Mary finally decided to leave the company to start her own business doing exactly the kind of work she was doing for XYZ Company. Now she works from home every day, except when she has an in-person client meeting. She has more flexibility, and feels like she has more balance in her life.

 

“The situation could have been so much different,” she said. “There need to be standards and expectations for flexible work arrangements. I was not the only employee at XYZ Company that needed flexibility.”

In the end, XYZ Company lost a high performing, 11-year veteran, along with all of her institutional knowledge and relationships.

 

Thriving in a supportive environment

Spreadbury works with the Global Mobility Services Group at KPMG in Canada. He’s also the father of two boys with autism, and at KPMG he found a very supportive environment.

 

The company has a number of innovative programs and policies in place that can provide support to parents of special needs children. For example, Personal Care Time: 50 hours of paid time off annually, over and above vacation and sick time, to use for personal, family or community commitments. KPMG also has several flexible work options that are available to all employees.

 

“The most commonly used is our Flexible Work Arrangements program, typically used for working from home or telecommuting,” said Elizabeth Reynolds, manager, Diversity and Inclusion at KPMG in Canada. “We also have other options like reduced work week or condensed work week.”

 

Additionally, KPMG has developed a number of guidelines and resources to help employees and their performance managers to successfully choose the appropriate flexible work arrangement.

 

“The performance manager’s role is to be an active partner,” said Reynolds. “With the guidelines and toolkits we have available, the majority of these arrangements are worked out between the employee and their manager.

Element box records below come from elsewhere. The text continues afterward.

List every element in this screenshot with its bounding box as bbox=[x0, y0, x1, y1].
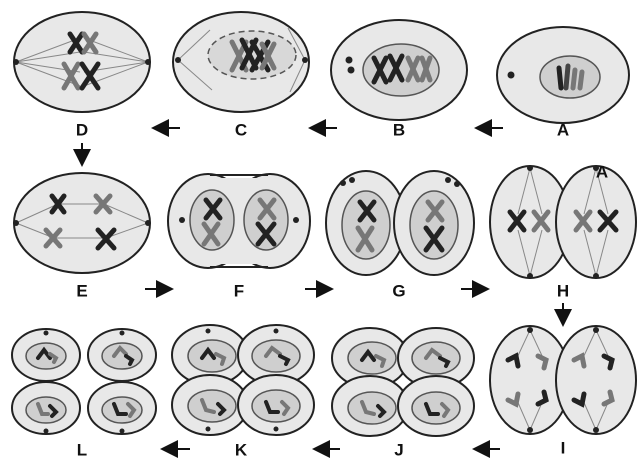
cell-stage-h bbox=[490, 165, 636, 279]
label-stage-c: C bbox=[235, 122, 247, 139]
cell-stage-a bbox=[497, 27, 629, 123]
cell-stage-f bbox=[168, 174, 310, 268]
label-stage-b: B bbox=[393, 122, 405, 139]
label-stage-j: J bbox=[394, 442, 403, 459]
cell-stage-c bbox=[173, 12, 309, 112]
cell-stage-k bbox=[172, 325, 314, 435]
label-stage-k: K bbox=[235, 442, 247, 459]
label-stage-i: I bbox=[561, 440, 566, 457]
label-stage-h-corner: A bbox=[596, 164, 608, 181]
label-stage-f: F bbox=[234, 283, 244, 300]
label-stage-l: L bbox=[77, 442, 87, 459]
label-stage-d: D bbox=[76, 122, 88, 139]
label-stage-e: E bbox=[76, 283, 87, 300]
label-stage-a: A bbox=[557, 122, 569, 139]
label-stage-h: H bbox=[557, 283, 569, 300]
cell-stage-g bbox=[326, 171, 474, 275]
cell-stage-i bbox=[490, 326, 636, 434]
label-stage-g: G bbox=[392, 283, 405, 300]
cell-stage-d bbox=[13, 12, 151, 112]
cell-stage-b bbox=[331, 20, 467, 120]
cell-stage-e bbox=[13, 173, 151, 273]
cell-stage-l bbox=[12, 329, 156, 434]
cell-stage-j bbox=[332, 328, 474, 436]
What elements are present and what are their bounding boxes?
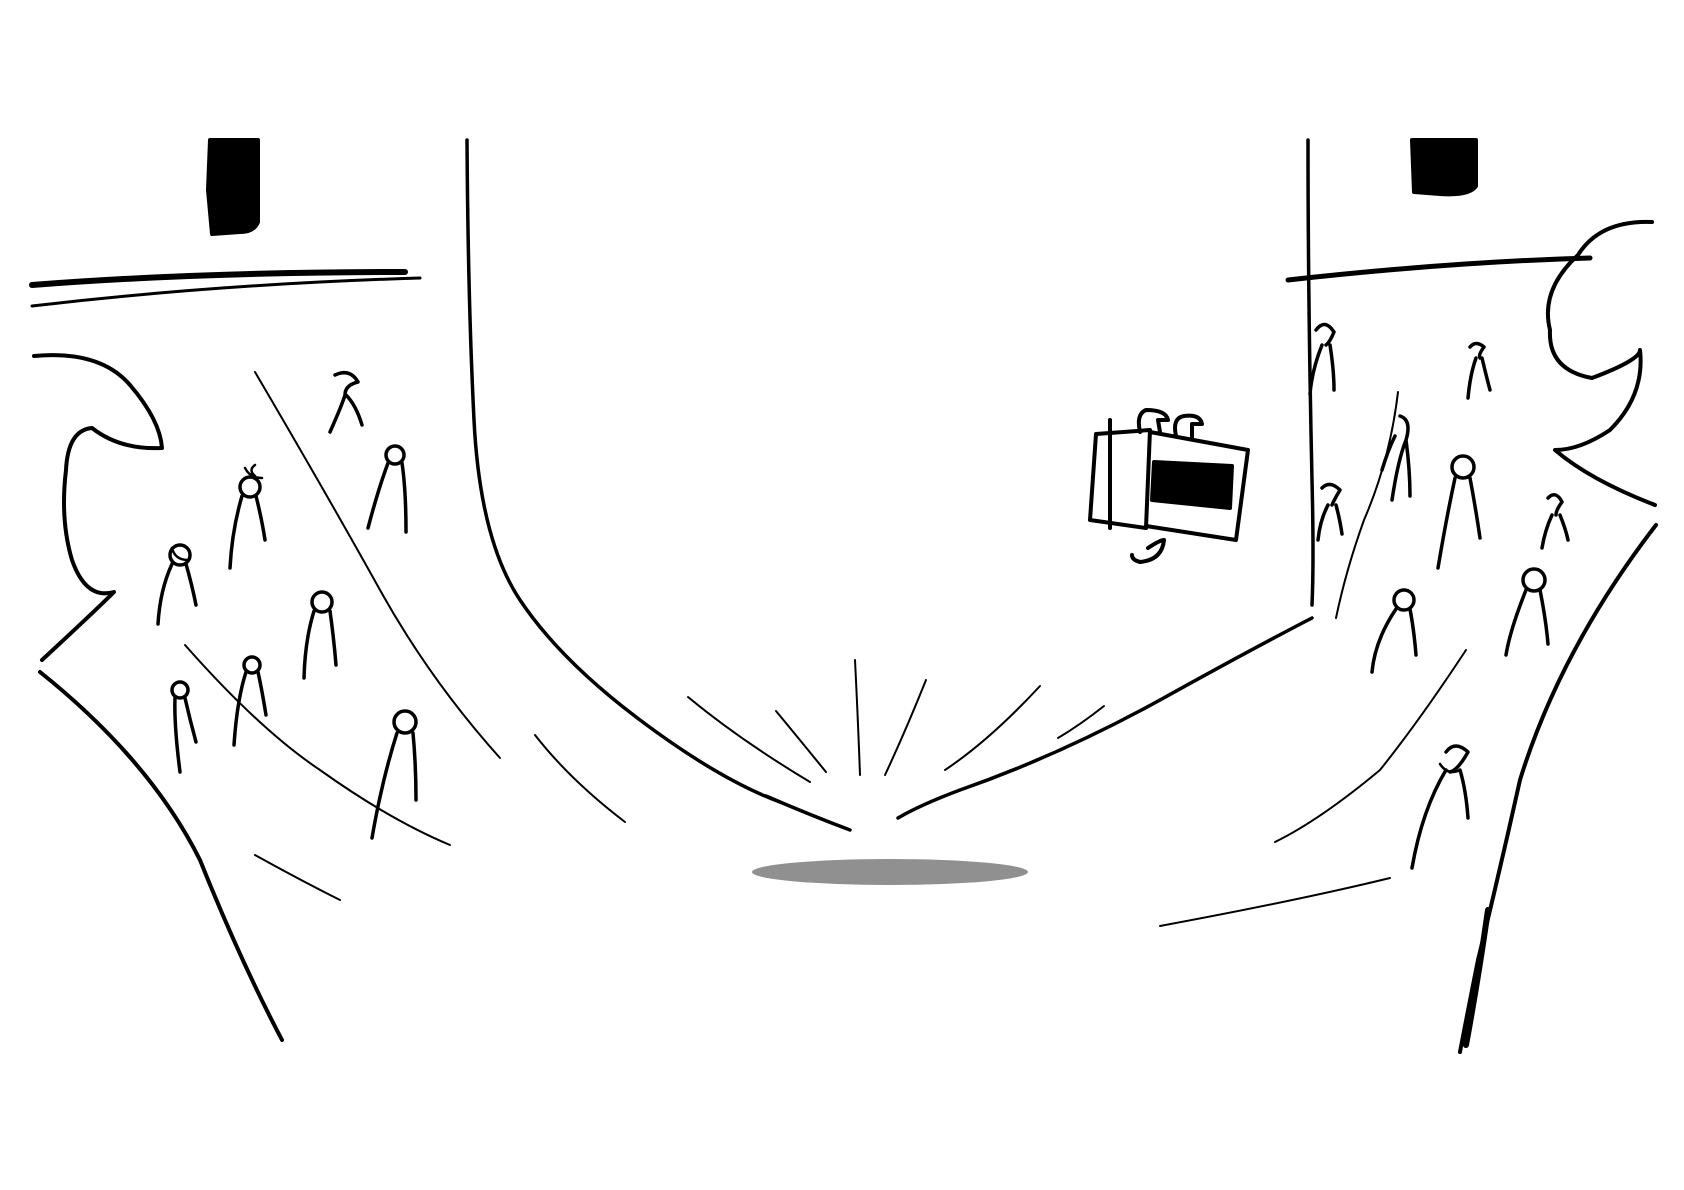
spectator	[1308, 322, 1570, 870]
stand-sweep-left-3	[254, 854, 341, 901]
stand-sweep-left-4	[534, 734, 626, 823]
ground-shadow	[752, 859, 1028, 885]
left-floor-lip	[764, 794, 852, 832]
stand-sweep-right-3	[1159, 877, 1391, 927]
stand-sweep-left-1	[254, 371, 501, 759]
balcony-line-left	[29, 269, 408, 288]
left-wall-lower	[38, 670, 284, 1042]
stand-sweep-right-1	[1335, 391, 1399, 619]
scoreboard-left	[206, 138, 260, 236]
right-pillar-edge	[1306, 138, 1315, 607]
arena-floor-curve	[465, 138, 1315, 832]
stand-sweep-left-2	[184, 644, 451, 846]
camera-screen	[1150, 460, 1234, 510]
stand-sweep-right-2	[1274, 649, 1467, 843]
stands-left	[29, 138, 626, 1042]
left-wall-contour	[32, 353, 164, 662]
balcony-line-right	[1285, 255, 1593, 283]
right-wall-lower-thick	[1463, 907, 1491, 1048]
scoreboard-right	[1410, 138, 1478, 197]
spectator	[156, 370, 418, 840]
left-pillar-edge	[465, 138, 782, 804]
right-wall-lower	[1458, 523, 1658, 1054]
impact-lines	[687, 659, 1105, 783]
right-wall-contour	[1545, 219, 1657, 507]
stands-right	[1088, 138, 1658, 1054]
balcony-line-left-lower	[30, 276, 422, 308]
right-floor-curve	[896, 616, 1314, 820]
tv-camera	[1088, 408, 1250, 564]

If either the employee or their performance manager need support, they can contact KPMG’s Employee Relations Service Team to help them choose the appropriate flexible work arrangement.”

 

In addition to Flexible Work Arrangements, KPMG has two innovative approaches that specifically support working parents of children with special needs. First, in 2009, they added questions to their annual employee demographic census to determine if their employees had dependent care responsibilities for children, special needs children or aging parents. This allowed them to design relevant programs and resources. Second, in January 2010, they established an employee resource group for parents of special needs children.

 

“When we first launched the Special Parents Network, we didn’t really know how valuable it would be,” said Reynolds. “But now, it is one of our most active and thriving employee resource groups, nationally.”

 

The network is comprised of employees from across Canada who have a monthly call with a guest speaker. For example, they recently had an internal speaker discuss setting up a trust for your child, and they had an external guest speaker who discussed how to advocate for your child at his or her school.

 

Spreadbury has been the chair of the Special Parents Network since Oct. 2013. He says the network is open and includes everyone from senior partners to first-year junior associates. Part of the value of the network is sharing experiences and lessons learned.

 

“For example, people in the network will share where they went on vacation with their child, what accommodations they requested and received, what worked and what didn’t,” he said. “You get practical advice and learn from each other.”

 

The Special Parents Network and the supports that the company has made a big difference in Spreadybury’s life.

 

“Every employee has to balance work and life,” he said. “The beauty of a company providing flexibility and support for parents like me is you don’t feel like you have to break new ground at work. There’s a policy and a process in place. So, I’m able to be very open about it and know that it’s not going to be held against me or affect me adversely at work. That alleviates a lot of worries I would otherwise have to deal with.”

 

These stories show the impact that flex policies and resources could have in enhancing performance and engagement.